LinuxQuestions.org

LinuxQuestions.org (/questions/)
-   Linux - Security (https://www.linuxquestions.org/questions/linux-security-4/)
-   -   SSH: ECDSA / RSA conflict? (https://www.linuxquestions.org/questions/linux-security-4/ssh-ecdsa-rsa-conflict-872520/)

hydraMax 04-02-2011 12:33 AM

SSH: ECDSA / RSA conflict?
 
I've used ssh for a long time, but recently I set up a new server on my LAN. Often when I try to connect to it I get a message like so:

Code:

Warning: the ECDSA host key for '<snip>' differs from the key for the IP address '<snip>'
Offending key for IP in /home/<snip>/.ssh/known_hosts:14
Matching host key in /home/<snip>/.ssh/known_hosts:12
Are you sure you want to continue connecting (yes/no)?

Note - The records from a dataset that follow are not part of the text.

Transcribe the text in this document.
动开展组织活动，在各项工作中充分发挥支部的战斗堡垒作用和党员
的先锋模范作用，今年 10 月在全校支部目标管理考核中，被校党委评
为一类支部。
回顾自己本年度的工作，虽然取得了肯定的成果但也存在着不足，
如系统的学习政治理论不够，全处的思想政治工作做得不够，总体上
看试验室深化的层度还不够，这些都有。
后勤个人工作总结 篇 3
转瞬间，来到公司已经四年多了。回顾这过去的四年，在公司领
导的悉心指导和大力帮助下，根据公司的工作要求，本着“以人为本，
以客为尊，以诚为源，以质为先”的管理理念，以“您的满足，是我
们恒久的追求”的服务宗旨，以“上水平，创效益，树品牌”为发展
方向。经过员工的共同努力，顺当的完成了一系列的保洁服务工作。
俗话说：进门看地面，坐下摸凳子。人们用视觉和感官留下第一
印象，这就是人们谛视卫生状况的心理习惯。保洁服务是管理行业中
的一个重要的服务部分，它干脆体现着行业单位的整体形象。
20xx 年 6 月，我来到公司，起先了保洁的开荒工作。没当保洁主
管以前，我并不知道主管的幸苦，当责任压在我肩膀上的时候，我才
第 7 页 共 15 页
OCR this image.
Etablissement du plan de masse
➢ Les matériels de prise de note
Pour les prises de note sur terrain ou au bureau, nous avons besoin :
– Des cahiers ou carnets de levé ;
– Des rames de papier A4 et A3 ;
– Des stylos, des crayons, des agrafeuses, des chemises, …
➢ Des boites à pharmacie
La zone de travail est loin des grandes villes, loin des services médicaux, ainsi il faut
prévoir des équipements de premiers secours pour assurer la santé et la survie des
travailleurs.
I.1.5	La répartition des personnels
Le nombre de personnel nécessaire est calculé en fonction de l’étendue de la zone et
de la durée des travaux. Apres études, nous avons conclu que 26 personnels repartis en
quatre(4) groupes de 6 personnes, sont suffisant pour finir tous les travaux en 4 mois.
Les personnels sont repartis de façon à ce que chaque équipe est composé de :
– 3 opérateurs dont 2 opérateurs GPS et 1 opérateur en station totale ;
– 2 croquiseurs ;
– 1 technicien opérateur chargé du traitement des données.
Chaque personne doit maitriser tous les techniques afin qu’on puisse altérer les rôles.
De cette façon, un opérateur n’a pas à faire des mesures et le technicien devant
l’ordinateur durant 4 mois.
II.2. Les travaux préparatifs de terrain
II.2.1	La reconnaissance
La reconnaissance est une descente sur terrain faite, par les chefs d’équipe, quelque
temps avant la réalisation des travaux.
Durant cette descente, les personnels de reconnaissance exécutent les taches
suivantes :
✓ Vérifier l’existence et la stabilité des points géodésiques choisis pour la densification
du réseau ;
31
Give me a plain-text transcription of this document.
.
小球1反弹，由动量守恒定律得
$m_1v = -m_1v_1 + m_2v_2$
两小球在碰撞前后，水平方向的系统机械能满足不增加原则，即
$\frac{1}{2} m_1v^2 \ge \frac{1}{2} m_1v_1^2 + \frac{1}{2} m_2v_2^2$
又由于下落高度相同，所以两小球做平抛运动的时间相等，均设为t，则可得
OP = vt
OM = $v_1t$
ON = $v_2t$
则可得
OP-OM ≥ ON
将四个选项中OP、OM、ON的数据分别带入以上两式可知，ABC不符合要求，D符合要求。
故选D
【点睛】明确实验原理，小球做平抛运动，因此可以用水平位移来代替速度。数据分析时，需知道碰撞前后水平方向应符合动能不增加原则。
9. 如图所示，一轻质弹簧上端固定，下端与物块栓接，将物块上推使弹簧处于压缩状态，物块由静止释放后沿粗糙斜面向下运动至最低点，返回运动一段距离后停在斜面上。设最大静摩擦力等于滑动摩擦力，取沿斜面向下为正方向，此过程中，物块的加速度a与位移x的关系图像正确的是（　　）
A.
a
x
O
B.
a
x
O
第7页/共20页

What is weird is that, in the known_hosts file, the entry for the ip address (line 14) is a "ssh-rsa" type, but the entry for the hostname is a "ecdsa-sha2-nistp256", even though they both connect to the same server. What is going on here?

unSpawn 04-02-2011 07:07 PM

The release (http://openssh.com/txt/release-5.7) says "ssh(1): automatically order the hostkeys requested by the client based on which hostkeys are already recorded in known_hosts. This avoids hostkey warnings when connecting to servers with new ECDSA keys, since these are now preferred when learning hostkeys for the first time" so that may be confusing things here. Since you know the key change is legitimate (right?) remove the old key and use 'ssh-keyscan' to re-learn keys for your known_hosts file?


All times are GMT -5. The time now is 03:31 AM.